To facilitate the extraction, organisation, aggregation and visualisation of NCEP R-1 and R-2 data, we have developed the RNCEP package of functions in the R language for statistical computing and graphics (R Development Core Team 2010). R is a freely available open-source computing environment that is highly extendable and can be run on multiple platforms. R is extensively used in ecological research with tools tailored to the ecological community (e.g. Calenge 2006; Kneib & Petzoldt 2007). This article describes the functionality of the RNCEP package.
The NCEP data sets
The NCEP/NCAR R-1 and NCEP/DOE R-2 are freely available state-of-the-art gridded reanalysis data sets with global coverage of many relevant atmospheric variables spanning 1957 to present and 1979 to present, respectively. Data for many variables are available at 17 pressure levels ranging from 1000 to 10 mb. Other variables describe conditions either at or near the surface. These data have a spatial resolution of 2.5 × 2.5° and a temporal resolution of 6 h (00, 06, 12, 18 h UTC). Still other variables in these data sets are given on a global T62 Gaussian grid with 192 equally spaced longitudinal and 94 variably spaced latitudinal grid points, also in 6-h intervals.
We have designed several functions that can be used to facilitate common tasks when working with atmospheric data.

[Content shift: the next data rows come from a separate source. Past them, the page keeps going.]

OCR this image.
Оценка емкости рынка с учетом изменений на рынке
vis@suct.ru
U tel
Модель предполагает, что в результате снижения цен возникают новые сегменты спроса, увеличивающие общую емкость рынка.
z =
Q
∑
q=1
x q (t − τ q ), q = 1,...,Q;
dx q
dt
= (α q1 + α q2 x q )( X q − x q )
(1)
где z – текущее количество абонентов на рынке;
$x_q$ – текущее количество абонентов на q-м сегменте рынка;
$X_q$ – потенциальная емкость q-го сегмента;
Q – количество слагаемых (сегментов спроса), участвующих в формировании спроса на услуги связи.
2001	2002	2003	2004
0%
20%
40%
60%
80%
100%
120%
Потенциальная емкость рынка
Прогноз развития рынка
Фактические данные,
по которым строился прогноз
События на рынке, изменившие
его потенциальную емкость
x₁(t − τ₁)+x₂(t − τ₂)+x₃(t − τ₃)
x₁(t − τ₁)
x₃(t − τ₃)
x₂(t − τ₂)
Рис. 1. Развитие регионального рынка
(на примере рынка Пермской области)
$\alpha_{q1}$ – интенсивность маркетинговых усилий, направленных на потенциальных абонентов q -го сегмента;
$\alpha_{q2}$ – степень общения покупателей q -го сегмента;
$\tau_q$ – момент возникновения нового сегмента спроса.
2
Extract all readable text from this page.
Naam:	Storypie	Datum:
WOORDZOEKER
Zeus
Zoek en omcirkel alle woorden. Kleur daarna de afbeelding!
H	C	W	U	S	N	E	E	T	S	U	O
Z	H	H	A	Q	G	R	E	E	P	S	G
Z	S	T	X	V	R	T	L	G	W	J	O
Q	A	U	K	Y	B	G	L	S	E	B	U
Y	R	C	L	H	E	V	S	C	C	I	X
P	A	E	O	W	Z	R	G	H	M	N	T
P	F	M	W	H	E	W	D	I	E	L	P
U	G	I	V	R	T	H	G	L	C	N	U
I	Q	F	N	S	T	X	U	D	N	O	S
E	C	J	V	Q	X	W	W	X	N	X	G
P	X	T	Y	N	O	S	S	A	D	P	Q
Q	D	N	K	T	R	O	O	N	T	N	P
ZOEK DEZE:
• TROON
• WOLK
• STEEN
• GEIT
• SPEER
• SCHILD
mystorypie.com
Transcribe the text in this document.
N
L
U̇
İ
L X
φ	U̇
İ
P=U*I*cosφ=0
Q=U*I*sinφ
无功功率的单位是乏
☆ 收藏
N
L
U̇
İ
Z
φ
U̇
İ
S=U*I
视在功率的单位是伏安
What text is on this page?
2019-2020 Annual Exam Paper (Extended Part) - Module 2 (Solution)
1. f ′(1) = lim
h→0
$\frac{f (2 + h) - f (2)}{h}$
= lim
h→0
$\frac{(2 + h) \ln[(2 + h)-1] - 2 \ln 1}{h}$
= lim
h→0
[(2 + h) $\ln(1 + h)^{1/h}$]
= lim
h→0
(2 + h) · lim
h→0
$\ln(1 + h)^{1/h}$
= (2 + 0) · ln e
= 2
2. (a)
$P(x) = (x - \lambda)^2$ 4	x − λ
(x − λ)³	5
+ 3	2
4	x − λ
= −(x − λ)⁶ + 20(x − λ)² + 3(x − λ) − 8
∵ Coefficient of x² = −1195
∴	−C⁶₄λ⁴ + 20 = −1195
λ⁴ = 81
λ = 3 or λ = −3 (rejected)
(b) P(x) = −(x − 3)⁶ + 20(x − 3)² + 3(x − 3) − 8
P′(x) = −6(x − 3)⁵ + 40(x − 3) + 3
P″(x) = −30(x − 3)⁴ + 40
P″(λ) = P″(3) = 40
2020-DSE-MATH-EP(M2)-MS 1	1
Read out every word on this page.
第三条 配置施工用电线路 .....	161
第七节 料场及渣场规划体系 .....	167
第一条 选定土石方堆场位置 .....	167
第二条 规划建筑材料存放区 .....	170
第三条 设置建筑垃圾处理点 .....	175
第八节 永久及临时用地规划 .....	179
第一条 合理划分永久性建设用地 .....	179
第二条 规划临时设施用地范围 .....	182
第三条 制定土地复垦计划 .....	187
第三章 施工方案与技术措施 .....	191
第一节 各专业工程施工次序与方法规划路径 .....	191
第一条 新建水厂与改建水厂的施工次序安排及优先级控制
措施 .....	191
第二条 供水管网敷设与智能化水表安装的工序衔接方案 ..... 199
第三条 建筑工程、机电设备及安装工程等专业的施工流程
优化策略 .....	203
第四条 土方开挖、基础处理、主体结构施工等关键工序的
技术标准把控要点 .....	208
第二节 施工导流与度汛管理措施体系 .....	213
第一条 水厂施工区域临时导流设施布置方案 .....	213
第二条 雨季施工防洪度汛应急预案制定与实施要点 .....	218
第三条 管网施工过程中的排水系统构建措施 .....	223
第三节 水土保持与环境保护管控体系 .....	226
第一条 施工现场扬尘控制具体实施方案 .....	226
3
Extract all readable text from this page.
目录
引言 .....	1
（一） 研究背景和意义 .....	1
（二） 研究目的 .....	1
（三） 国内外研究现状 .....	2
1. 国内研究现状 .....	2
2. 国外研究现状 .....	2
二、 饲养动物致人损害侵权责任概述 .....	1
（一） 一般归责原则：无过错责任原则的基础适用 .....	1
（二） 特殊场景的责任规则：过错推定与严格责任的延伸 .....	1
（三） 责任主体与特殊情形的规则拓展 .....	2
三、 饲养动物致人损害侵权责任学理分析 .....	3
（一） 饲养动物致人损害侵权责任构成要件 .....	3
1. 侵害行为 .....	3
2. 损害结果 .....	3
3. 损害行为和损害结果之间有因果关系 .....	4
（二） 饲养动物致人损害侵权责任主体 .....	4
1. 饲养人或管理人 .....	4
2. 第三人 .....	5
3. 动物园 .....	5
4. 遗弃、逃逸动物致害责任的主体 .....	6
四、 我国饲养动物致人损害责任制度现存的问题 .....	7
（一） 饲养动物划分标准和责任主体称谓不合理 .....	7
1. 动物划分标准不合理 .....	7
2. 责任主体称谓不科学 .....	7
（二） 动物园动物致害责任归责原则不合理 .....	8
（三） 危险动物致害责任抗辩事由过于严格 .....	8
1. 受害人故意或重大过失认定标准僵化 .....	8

These tasks are described in more detail in the following text and presented in schematic workflows (Figs. 1 and 2).
Utilising R’s extensive facilities, one can perform GIS and statistical operations on any retrieved atmospheric data from within R or data may be exported in a variety of formats, ranging from R’s internal format to formats that can be imported into third-party GIS software (see the RNCEP help files).
R functions to retrieve and organise reanalysis data from a specified spatiotemporal extent
Task 1 – Gather NCEP data
The NCEP.gather() function retrieves data from the R-1 or R-2 data set, utilising the OPenDAP method of data access, for a given spatiotemporal range. Users must specify (i) the variable of interest, (ii) the level (i.e. pressure level, surface or T62 Gaussian grid) from which the variable is to be obtained, (iii) the desired spatial range, (iv) the desired month and year ranges and (v) whether data should come from the R-1 or R-2 data set. With these parameters specified, NCEP.gather() returns to the R environment a three-dimensional array containing the specified variable over the desired spatiotemporal range. For example, the user can extract air temperature at the 850-mb pressure level from the R-1 data set for October, 1970–2000, 50°N–60°N, 5°W–10°E (Fig. 1).
Task 2 – Restrict NCEP data
The structure of the NCEP data sets makes it difficult to download an interrupted time series of data per year. For example, one cannot easily obtain data for only 1200 UTC every day for a specific month. The function NCEP.restrict() can be used to remove unwanted temporal intervals from the data imported into R in Task 1 using NCEP.gather(). Using NCEP.restrict(), one can remove data for a specified year, month, day, hour or any combination of the four. For the example in Fig. 1, this function is used to restrict the temperature data to 1800 UTC and 1–15 October.
Task 3 – Aggregate NCEP data
Once an array of atmospheric data has been obtained, and the time series restricted, derived variables may be calculated by temporally aggregating or summarising the array, for example by calculating a mean, percentage of occurrence or an accumulation. For instance, one could calculate mean maximum temperature to explain Malaria epidemics (Githeko & Ndegwa 2001), the frequency of tailwind assistance for migrating birds to explain the timing of spring arrival (Sinelschikova et al. 2007), or seasonal temperature accumulation (i.e. degree days) to explain variability in plant phenology (Wang 1960). The NCEP.aggregate() function is applied to perform these temporal aggregations. It summarises data at each grid point and returns a new array with the same spatial dimensions as the input array. The user specifies the function to apply (either an internal R-function such as ‘mean’, ‘max’ or ‘sum’ or a function created by the user) and whether or not to aggregate each temporal component: year, month, day and hour. While data returned by NCEP.gather() and NCEP.restrict() are technically weather data as they describe atmospheric conditions at relatively short temporal intervals, NCEP.aggregate() can be used to derive climate data by averaging the atmospheric data over a sufficiently long period. In the example in Fig. 1, mean temperature at 1800 UTC from 1 to 15 October 1997–2000 is calculated.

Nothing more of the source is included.